I thought I'd record the misgivings in my comment above as an actual "answer". I think that one needs to be clearer about just what class of topological spaces one is considering. As I said above, even if one starts by restricting attention to Hausdorff spaces, the LCHff class is atypically nice (and the CHff case extraordinarily atypically nice, as passing categorists might attest). Saying that function spaces are dual to topological spaces is a great maxim, but like all maxims needs to be wielded with a modicum of care and not always as broadly as salespeople would have you do...
In this kind of broad generality, my first instinct would be to see what Gillman and Jerison's book "Rings of continuous functions" has to say.
As several people have said above, when X is not compact then one needs to decide how interested one is at "behaviour at infinity", and choose the most appropriate algebra of functions to reflect this. If you really don't care much, then $C_0(X)$ seems natural although as I said above this might only be good for LCHff X, and there are plenty of quite interesting topological spaces which are not locally compact...

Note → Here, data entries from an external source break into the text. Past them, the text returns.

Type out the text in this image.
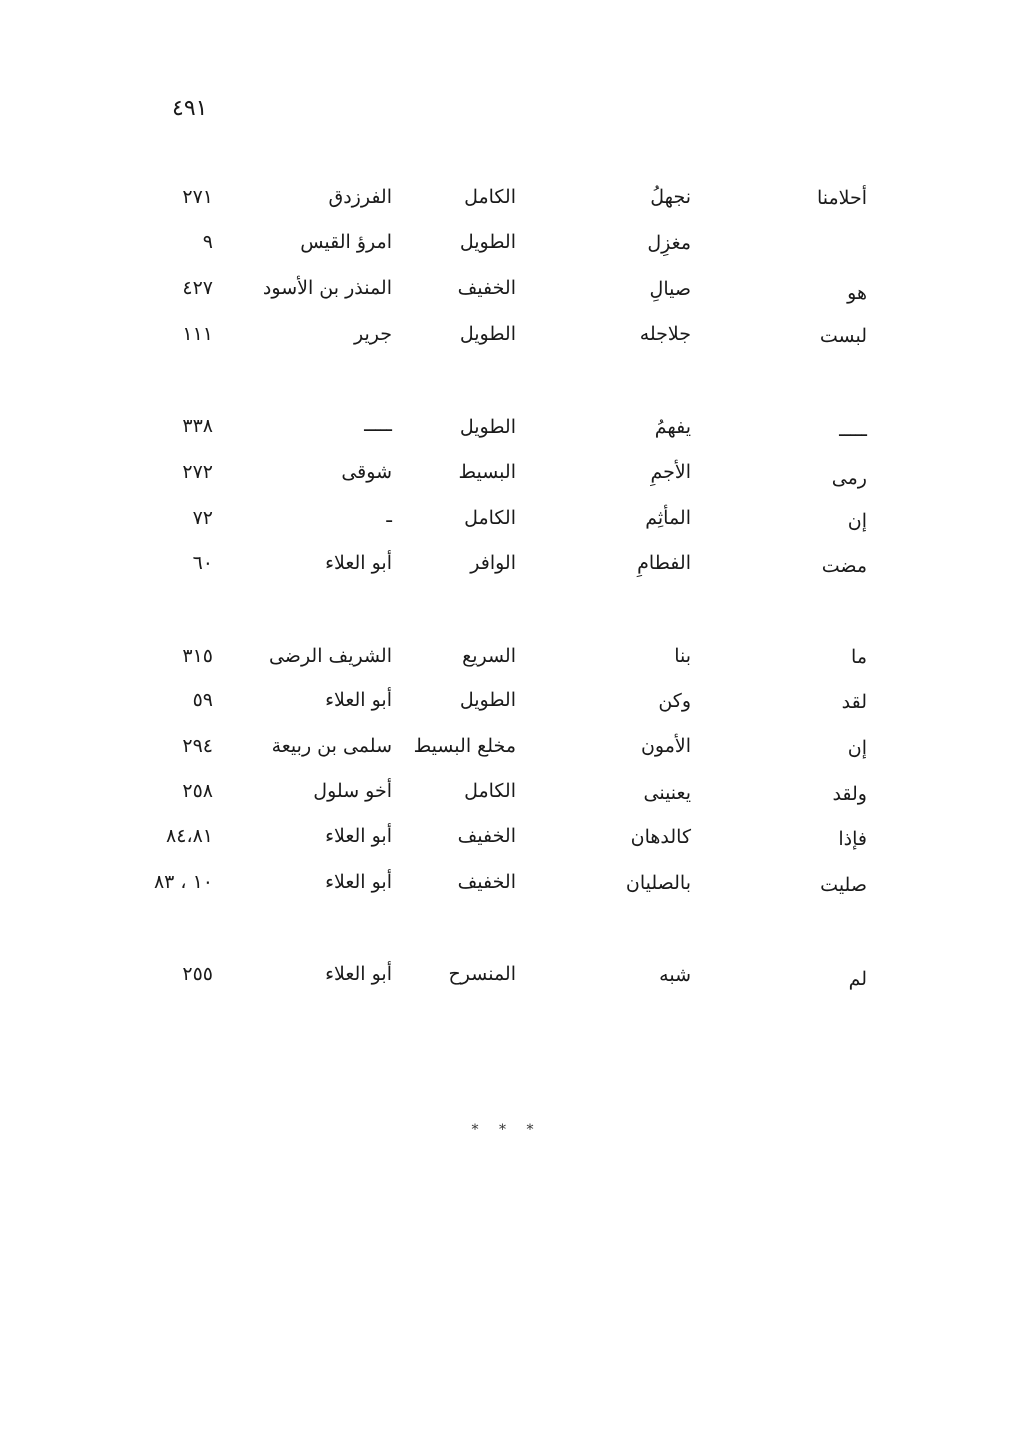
٤٩١
أحلامنا
نجهلُ
الكامل
الفرزدق
٢٧١
مغزِل
الطويل
امرؤ القيس
٩
هو
صيالِ
الخفيف
المنذر بن الأسود
٤٢٧
لبست
جلاجله
الطويل
جرير
١١١
ـــــ
يفهمُ
الطويل
ـــــ
٣٣٨
رمى
الأجمِ
البسيط
شوقى
٢٧٢
إن
المأثِم
الكامل
ـ
٧٢
مضت
الفطامِ
الوافر
أبو العلاء
٦٠
ما
بنا
السريع
الشريف الرضى
٣١٥
لقد
وكن
الطويل
أبو العلاء
٥٩
إن
الأمون
مخلع البسيط
سلمى بن ربيعة
٢٩٤
ولقد
يعنينى
الكامل
أخو سلول
٢٥٨
فإذا
كالدهان
الخفيف
أبو العلاء
٨٤،٨١
صليت
بالصليان
الخفيف
أبو العلاء
١٠ ، ٨٣
لم
شبه
المنسرح
أبو العلاء
٢٥٥
* * *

I rather suspect that when $X$ is Hausdorff, $sigma$-compact but non-compact, then $C(X)$ should have a natural Frechet algebra structure, and there might be some work done on this class of examples.
By the way, if $X$ is a metric space then there is a case that one should be looking at the algebra of Lipschitz functions on X (Nik Weaver has championed this viewpoint in the past). However, since this is not a $C^*$-algebra, it might not meet the standards of Proper Functional Analysis and should perhaps be consigned to the dustbin of history (or not, depending on your point of view).